Bob Haozous | Sistine Cowboy

BOB
HAOZOUS

SISTINE
COWBOY

In this 1988 steel sculpture by Bob Haozous, the artist has depicted a man in a reclined position, arm outstretched, holding a gun. The title of the work, Sistine Cowboy, references Michelangelo Buonarroti’s famed Sistine Chapel in Vatican City, more specifically the fresco The Creation of Adam, in which Michelangelo painted a God figure reaching toward the hand of a human man (Adam), arm outstretched in an act of receiving life from his creator. In Haozous’s work, however, the life cycle seems to be in reverse, inasmuch as the man he has created is riddled with bullet holes, perhaps reaching his arm forward toward his assailant in a final breath.
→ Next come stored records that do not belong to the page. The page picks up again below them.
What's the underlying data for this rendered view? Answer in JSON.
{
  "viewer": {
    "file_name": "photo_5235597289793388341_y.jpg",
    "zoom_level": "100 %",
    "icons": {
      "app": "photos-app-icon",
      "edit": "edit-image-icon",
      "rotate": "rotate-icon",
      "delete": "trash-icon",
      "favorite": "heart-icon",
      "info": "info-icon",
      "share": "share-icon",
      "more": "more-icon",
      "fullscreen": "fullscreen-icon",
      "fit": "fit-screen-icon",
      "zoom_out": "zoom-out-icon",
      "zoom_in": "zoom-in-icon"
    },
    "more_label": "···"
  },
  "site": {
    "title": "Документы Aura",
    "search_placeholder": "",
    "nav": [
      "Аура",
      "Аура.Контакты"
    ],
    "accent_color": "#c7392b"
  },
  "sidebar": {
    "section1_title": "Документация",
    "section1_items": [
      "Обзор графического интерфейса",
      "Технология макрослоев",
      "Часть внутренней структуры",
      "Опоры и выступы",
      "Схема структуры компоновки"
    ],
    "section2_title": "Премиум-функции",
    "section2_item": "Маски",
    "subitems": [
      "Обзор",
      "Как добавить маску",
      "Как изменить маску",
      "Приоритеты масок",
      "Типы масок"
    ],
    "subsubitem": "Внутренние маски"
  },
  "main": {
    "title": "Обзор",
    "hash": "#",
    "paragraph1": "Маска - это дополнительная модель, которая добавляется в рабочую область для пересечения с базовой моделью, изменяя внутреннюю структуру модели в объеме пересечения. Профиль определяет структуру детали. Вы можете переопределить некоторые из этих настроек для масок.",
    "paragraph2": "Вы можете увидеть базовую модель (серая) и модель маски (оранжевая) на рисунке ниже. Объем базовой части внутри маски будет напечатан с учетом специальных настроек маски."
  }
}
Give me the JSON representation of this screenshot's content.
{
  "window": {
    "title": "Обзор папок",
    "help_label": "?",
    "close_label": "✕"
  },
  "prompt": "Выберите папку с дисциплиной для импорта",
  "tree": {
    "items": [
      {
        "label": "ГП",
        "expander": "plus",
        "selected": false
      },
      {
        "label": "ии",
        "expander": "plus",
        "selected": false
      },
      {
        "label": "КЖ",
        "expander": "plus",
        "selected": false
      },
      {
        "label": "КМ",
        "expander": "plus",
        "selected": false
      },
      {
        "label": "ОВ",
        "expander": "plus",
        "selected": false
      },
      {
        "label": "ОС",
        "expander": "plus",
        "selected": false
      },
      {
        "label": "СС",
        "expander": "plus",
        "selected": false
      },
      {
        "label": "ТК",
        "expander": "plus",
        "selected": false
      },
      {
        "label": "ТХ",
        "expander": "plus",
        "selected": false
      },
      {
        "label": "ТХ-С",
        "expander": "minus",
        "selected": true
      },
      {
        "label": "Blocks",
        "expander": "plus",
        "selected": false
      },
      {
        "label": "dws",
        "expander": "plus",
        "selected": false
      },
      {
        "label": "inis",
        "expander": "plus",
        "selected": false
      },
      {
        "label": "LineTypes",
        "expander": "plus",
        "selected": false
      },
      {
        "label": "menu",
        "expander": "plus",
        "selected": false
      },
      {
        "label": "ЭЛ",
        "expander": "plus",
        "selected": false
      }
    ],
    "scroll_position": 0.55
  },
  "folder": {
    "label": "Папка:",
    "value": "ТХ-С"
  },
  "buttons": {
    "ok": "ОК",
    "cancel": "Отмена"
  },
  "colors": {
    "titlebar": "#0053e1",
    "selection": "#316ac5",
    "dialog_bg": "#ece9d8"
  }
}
The man is featured fully nude, donning the iconography of a cowboy, complete with a hat and boots. The resplendent work from which this sculpture draws its name is replaced with a narrative not of creation, but of destruction.

Weathering steel
17 x 41 1/2 x 4 1/4 in
1988
Gift of Natalie Eigen
Image by Craig Smith for Heard Museum

ABOUT THE ARTIST
BOB HAOZOUS
Warm Springs Chiricahua Apache, b. 1943
Bob Haozous is an acclaimed artist specializing in monumental public sculptures. He studied sculpture under Ella Hays at the California College of Arts and Crafts in Oakland, receiving his BFA in 1970. His career advanced quickly, and by 1973 Haozous had won the Gold Medal in Wood at the Heard Museum’s Sculpture Exhibition. At the Heard’s next sculpture exhibition, a stone piece by Haozous titled “White Steele” earned first prize. In 1983, both he and his father, Allan Houser (Chiricahua Apache), were honored with a sculpture retrospective at the museum. Haozous’s work is often ironic, humorous and symbolic, with references to his concerns about technological intrusion and the environment as well as the differences in Euro-American and Indigenous perspectives. He fabricated five monumental steel sculptures for Phoenix Sky Harbor International Airport, and his work was exhibited at the Clinton White House as well as in the Clinton Library. Haozous and Nancy Marie Mithlo worked with a team of Indigenous artists, educators and activists to develop the exhibition Ceremonial, which opened at the 53rd Biennale di Venezia in 1999. His most recent sculpture, Racism Shrine (2020), is a 48-foot anti-monument, interrogating and calling out the racism ensconced within the framework of the United States of America and the institution of monument-making. His work can be found in many prominent public collections, including the British Museum, the Philbrook Museum and the Wheelwright Museum, with many works also housed here at the Heard Museum.